Que représente le Rolex Grand Slam de saut d'obstacles pour un jeune cavalier comme vous?  
Le Rolex Grand Slam couvre les meilleurs concours au monde, j’adore y aller pour regarder concourir mes frères. Mon rêve est évidemment d’y participer moi aussi un jour. Tous les cavaliers et toutes les personnes qui s’occupent des chevaux souhaitent y aller.
À votre avis, qui sera le prochain vainqueur du Rolex Grand Slam?
Au vu de la difficulté, je dirais un couple spécial, comme Ben Maher et Explosion W. Ils ont une relation exceptionnelle et ont déjà fait montre de leur talent lors de très grands événements (comme lors des Jeux olympiques de Tokyo où le couple s’est paré d’or en individuel, ndlr).
Entretenez-vous une rivalité avec vos frères?
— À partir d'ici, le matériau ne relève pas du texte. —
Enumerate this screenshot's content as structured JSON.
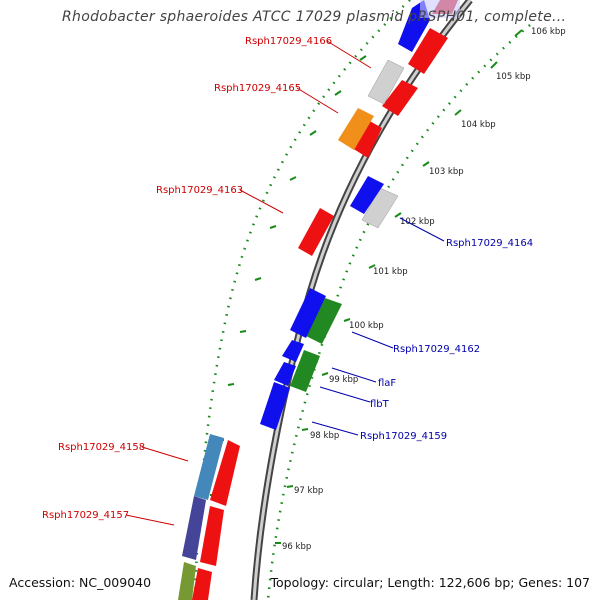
{
  "title": "Rhodobacter sphaeroides ATCC 17029 plasmid pRSPH01, complete...",
  "footer": {
    "accession": "Accession: NC_009040",
    "summary": "Topology: circular; Length: 122,606 bp; Genes: 107"
  },
  "colors": {
    "forward_label": "#cc0000",
    "reverse_label": "#0000aa",
    "backbone": "#808080",
    "ticks": "#118811"
  },
  "ticks": [
    "106 kbp",
    "105 kbp",
    "104 kbp",
    "103 kbp",
    "102 kbp",
    "101 kbp",
    "100 kbp",
    "99 kbp",
    "98 kbp",
    "97 kbp",
    "96 kbp"
  ],
  "labels_left": [
    "Rsph17029_4166",
    "Rsph17029_4165",
    "Rsph17029_4163",
    "Rsph17029_4158",
    "Rsph17029_4157"
  ],
  "labels_right": [
    "Rsph17029_4164",
    "Rsph17029_4162",
    "flaF",
    "flbT",
    "Rsph17029_4159"
  ]
}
Absolument! Nous avons tous beaucoup l’esprit de compétition. Mais mon père est pire que nous! Il a arrêté de monter pendant une période, mais aujourd’hui il participe de nouveau aux mêmes concours que nous. Il aime nous taquiner quand il gagne ou qu’il est plus rapide que nous. Nous voulons toujours être meilleurs que les autres, ça nous motive, mais nous nous aimons beaucoup et nous nous soutenons aussi les uns les autres. Nous formons une vraie équipe. Mon père et mes frères m’ont fait profiter de leur expérience, mais lorsque nous participons à la même épreuve, nous ne risquons pas de laisser gagner l’autre.
De quelle manière vous partagez-vous les chevaux?
Nous sommes cinq alors la tâche peut paraître ardue (quatre frères et leur père, ndlr) mais c’est en réalité plus facile qu’il n’y paraît! Souvent, cela dépend des besoins des uns et des autres, de celui à qui le cheval correspond le mieux. Généralement, c’est le cheval qui choisit son cavalier et pas l’inverse. Il nous arrive aussi d’échanger. Pour le moment, nous réussissons à nous entendre, j’espère que cela continuera!
Êtes-vous superstitieux en compétition?
Pas tellement. Cela dit, si un concours se passe bien, je garde la même cravate jusqu’à ce qu’une autre épreuve se passe moins bien. À ce moment-là, elle passe à la machine! Mais je n’ai pas de vrai porte-bonheur.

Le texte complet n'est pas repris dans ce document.